In seeking the Republican nomination, Trump came across as much tougher than Romney. Was this because he had started to think unconventionally about immigration or was it to rile up potential supporters?

We need not guess. As the nominee, Trump says we must secure the borders, deport lawbreakers, and then see what we can do for illegal immigrants who have not caused trouble here.

This is the conventional conservative position.

Trump’s talk about making our allies pay more for the security we provide or else defend themselves should, I think, be viewed in the same light as his pre-nomination posture on immigration. Such tough talk plays well and, like his rants on immigration, is based on valid grievances.

But would Trump as president buck the uniform thinking of the foreign policy establishment and pull the plug on our allies? Almost certainly not.

Trade falls into the same category, I think. The tough talk is fundamental to Trump’s appeal, and it wouldn’t hurt to be somewhat tougher in trade negotiations. But as a businessman and a conventional thinker, there’s little reason that Trump will give us trade wars.

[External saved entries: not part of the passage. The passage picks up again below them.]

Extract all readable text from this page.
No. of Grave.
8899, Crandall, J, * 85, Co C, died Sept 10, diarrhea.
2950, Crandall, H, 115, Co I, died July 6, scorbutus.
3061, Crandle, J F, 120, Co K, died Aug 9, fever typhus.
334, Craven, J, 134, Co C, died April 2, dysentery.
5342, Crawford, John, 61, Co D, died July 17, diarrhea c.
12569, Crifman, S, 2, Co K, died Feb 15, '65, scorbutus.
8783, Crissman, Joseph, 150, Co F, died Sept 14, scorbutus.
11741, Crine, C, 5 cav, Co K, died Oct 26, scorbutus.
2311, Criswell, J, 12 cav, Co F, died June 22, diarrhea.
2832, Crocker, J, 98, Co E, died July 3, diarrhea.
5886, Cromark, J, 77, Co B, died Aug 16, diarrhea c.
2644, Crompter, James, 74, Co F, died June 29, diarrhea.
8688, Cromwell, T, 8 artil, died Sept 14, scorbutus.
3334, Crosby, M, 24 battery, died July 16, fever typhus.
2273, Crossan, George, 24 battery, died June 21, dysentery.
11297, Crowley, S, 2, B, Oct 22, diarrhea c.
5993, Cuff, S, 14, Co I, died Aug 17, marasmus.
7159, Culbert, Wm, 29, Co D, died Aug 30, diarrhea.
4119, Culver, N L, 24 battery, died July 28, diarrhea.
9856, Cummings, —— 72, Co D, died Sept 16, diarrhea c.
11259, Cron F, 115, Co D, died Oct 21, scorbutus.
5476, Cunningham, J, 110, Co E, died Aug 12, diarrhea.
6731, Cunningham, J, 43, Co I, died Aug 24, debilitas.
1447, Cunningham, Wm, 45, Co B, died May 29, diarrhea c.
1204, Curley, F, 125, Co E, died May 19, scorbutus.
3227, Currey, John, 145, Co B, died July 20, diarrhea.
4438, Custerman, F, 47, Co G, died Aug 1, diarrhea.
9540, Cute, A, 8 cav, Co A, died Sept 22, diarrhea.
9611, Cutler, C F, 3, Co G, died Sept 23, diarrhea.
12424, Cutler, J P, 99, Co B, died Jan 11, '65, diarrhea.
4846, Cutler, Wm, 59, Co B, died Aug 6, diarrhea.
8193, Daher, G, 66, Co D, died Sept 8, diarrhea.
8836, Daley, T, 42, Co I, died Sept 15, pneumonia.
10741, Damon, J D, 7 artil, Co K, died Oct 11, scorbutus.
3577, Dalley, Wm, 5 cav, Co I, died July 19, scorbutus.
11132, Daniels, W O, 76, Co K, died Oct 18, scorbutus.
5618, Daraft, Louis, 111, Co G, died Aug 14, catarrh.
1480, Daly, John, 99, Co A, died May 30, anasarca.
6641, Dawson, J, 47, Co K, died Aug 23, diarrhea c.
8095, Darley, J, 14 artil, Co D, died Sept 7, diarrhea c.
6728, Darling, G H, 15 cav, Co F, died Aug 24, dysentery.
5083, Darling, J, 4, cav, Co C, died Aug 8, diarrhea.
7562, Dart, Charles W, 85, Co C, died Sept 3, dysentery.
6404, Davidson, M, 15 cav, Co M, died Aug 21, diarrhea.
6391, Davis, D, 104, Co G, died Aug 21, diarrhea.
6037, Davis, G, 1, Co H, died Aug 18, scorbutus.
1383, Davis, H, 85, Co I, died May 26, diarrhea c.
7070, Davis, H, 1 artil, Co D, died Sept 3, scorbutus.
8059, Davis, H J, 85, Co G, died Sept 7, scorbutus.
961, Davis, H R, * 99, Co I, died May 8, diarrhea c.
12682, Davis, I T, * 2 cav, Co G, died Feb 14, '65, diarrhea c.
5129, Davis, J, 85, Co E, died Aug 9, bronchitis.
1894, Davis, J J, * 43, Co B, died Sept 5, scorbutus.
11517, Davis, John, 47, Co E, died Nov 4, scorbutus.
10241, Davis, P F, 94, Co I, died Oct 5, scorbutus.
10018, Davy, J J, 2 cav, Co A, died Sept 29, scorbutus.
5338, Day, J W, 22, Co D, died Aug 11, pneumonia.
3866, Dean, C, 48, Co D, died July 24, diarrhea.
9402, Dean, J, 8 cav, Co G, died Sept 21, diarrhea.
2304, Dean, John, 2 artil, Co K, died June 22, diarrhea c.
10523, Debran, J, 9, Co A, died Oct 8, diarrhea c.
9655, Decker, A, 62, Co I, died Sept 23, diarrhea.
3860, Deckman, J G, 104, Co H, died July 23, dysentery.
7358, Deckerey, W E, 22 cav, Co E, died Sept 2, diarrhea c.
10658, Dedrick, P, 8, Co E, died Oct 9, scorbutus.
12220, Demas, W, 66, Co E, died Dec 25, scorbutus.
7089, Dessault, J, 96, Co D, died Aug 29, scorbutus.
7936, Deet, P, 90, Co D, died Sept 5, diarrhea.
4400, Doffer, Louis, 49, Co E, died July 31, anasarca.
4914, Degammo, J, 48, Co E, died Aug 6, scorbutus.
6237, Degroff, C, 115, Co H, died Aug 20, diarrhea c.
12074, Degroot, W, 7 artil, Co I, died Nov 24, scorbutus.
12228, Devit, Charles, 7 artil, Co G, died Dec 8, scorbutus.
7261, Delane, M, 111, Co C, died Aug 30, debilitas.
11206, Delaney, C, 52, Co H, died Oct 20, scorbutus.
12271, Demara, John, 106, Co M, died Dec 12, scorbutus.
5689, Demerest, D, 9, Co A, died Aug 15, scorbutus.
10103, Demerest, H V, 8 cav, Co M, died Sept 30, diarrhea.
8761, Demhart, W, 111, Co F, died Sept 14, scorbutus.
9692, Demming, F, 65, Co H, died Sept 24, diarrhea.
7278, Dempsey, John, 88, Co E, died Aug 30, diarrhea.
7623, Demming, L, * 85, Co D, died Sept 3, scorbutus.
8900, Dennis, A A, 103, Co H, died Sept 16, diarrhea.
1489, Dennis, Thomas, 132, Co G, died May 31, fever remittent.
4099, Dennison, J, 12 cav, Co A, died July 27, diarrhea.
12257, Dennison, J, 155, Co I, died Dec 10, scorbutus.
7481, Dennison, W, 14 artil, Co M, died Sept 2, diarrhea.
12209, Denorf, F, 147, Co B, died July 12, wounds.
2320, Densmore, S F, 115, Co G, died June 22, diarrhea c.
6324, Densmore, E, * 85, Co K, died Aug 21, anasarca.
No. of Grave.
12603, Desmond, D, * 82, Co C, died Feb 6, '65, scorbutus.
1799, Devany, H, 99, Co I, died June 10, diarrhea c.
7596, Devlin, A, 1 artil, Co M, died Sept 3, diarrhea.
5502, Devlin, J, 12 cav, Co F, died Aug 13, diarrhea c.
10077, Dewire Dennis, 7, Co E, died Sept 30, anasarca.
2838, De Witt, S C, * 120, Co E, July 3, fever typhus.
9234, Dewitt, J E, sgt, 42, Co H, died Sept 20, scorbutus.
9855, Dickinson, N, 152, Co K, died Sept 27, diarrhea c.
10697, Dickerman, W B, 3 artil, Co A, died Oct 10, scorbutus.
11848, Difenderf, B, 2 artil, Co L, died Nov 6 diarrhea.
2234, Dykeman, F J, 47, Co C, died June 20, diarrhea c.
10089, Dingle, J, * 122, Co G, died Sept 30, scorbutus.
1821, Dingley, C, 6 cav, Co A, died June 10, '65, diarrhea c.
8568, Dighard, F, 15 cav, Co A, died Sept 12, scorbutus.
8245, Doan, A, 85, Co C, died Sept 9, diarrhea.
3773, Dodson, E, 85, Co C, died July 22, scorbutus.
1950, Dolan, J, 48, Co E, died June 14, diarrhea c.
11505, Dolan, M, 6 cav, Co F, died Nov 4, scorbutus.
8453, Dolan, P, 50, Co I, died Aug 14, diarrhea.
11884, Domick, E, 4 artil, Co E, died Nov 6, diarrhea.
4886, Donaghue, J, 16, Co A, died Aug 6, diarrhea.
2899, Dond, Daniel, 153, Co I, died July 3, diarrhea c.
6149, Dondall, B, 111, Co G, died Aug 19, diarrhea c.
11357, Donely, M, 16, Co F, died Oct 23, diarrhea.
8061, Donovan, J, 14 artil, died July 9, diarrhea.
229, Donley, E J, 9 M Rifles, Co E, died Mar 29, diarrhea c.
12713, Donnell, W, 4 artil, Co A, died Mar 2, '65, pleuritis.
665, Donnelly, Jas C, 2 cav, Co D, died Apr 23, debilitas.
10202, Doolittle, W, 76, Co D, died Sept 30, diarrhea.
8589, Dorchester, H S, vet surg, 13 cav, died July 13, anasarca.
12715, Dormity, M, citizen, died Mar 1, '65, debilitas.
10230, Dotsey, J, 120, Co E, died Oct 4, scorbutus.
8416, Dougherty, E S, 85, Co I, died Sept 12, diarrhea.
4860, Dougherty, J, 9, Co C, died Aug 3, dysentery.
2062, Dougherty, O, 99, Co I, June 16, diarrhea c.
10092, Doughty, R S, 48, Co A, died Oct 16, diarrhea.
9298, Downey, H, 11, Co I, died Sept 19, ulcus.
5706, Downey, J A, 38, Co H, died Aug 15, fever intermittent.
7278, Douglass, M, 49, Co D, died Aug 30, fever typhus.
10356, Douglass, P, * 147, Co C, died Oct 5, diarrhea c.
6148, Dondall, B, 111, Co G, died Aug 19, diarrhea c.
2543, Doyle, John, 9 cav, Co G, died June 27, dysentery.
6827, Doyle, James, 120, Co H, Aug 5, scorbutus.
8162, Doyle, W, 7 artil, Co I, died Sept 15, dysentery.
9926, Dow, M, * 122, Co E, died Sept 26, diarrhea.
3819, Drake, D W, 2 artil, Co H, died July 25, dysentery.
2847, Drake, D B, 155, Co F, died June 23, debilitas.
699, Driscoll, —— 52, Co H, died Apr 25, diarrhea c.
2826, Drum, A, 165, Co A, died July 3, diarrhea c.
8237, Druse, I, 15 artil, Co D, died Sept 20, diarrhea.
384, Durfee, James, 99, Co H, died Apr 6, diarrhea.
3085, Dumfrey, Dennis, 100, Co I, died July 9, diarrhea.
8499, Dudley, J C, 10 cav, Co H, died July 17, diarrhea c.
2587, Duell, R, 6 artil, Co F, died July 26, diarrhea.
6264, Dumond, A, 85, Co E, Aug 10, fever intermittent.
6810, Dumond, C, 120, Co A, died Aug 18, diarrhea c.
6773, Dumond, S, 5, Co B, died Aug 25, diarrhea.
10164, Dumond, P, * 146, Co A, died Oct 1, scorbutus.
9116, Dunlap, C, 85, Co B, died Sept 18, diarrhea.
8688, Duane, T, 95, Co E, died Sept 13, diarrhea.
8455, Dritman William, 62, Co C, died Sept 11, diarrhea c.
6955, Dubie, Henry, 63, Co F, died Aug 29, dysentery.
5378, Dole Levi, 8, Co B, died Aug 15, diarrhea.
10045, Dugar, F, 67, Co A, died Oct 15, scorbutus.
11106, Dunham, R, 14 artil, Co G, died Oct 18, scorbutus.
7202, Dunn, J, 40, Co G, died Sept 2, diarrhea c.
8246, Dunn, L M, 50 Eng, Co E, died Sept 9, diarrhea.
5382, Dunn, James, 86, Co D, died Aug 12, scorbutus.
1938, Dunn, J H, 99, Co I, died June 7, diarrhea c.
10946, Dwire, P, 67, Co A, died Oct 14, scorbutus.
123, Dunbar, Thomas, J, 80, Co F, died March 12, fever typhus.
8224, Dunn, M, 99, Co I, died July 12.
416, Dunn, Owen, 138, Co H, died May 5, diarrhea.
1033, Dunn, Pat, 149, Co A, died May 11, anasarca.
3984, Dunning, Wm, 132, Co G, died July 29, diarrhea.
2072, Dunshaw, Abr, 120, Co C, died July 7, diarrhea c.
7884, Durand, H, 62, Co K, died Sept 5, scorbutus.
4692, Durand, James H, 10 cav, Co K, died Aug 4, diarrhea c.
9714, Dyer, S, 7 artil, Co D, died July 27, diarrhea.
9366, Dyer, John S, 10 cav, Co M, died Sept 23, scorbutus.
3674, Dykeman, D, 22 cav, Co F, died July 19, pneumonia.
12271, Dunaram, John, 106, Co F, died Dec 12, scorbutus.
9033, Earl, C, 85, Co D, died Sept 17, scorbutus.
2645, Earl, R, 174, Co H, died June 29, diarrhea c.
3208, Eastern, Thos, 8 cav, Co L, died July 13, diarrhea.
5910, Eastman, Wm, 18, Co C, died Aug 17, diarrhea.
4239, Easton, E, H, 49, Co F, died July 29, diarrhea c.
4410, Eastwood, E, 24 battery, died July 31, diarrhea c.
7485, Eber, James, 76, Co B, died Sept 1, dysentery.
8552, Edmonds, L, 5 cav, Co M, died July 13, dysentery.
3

Trump’s positions on Russia and Syria are portrayed as unconventional, and I find them troubling. But in the case of Syria, his position is nearly indistinguishable from current Obama policy (as opposed to talk).

Trump basically wants Assad to prevail and Russia to be the power behind the dictator. Based on what Obama does (and doesn’t do), it seems clear that he wants basically the same thing now. The only difference I can detect is that Obama sees Iran, more than Russia, as the power behind an entrenched Assad in post-civil war Syria (or the key portions of it).

But what about Trump’s views on Russia? Isn’t his willingness to engage Putin — or as he would characterize it, to take a wait and see approach towards him — unconventional?

At the moment, yes. But six years ago, President Obama and Hillary Clinton were more enthusiastic than Trump now is to embrace Russia. Who can forget the Russian reset?

Is this a fair point, though? Hillary appears to have learned from her mistake; shouldn’t Trump have learned from it too?

My answer is yes. But Clinton’s embrace of Russia flew in the face of the experience of the Bush years. At the time of the reset, Russia had invaded Georgia. Former President Bush was universally derided for his silly talk about having looked into Putin’s soul.

Clinton and Obama, however, attributed our poor relations with Russia to the misguided approach of the predecessor administration. They thought they could do better.

That’s basically Trump’s position now. He thinks Russia’s aggression stems from the weakness Putin perceives in the U.S. (just as Obama and Clinton apparently thought it stemmed from Bush’s bellicosity). This view is simplistic, but not entirely wrong.

Nor is it all that unconventional.

Even discounting for bluster, Trump’s foreign policy views are disquieting in some cases. But I think Krauthammer’s column significantly overstates his case. There’s little risk that a President Trump would bring down the international order.

Krauthammer’s column also ignores the threat Hillary Clinton poses to our domestic order. Or so I will argue tomorrow.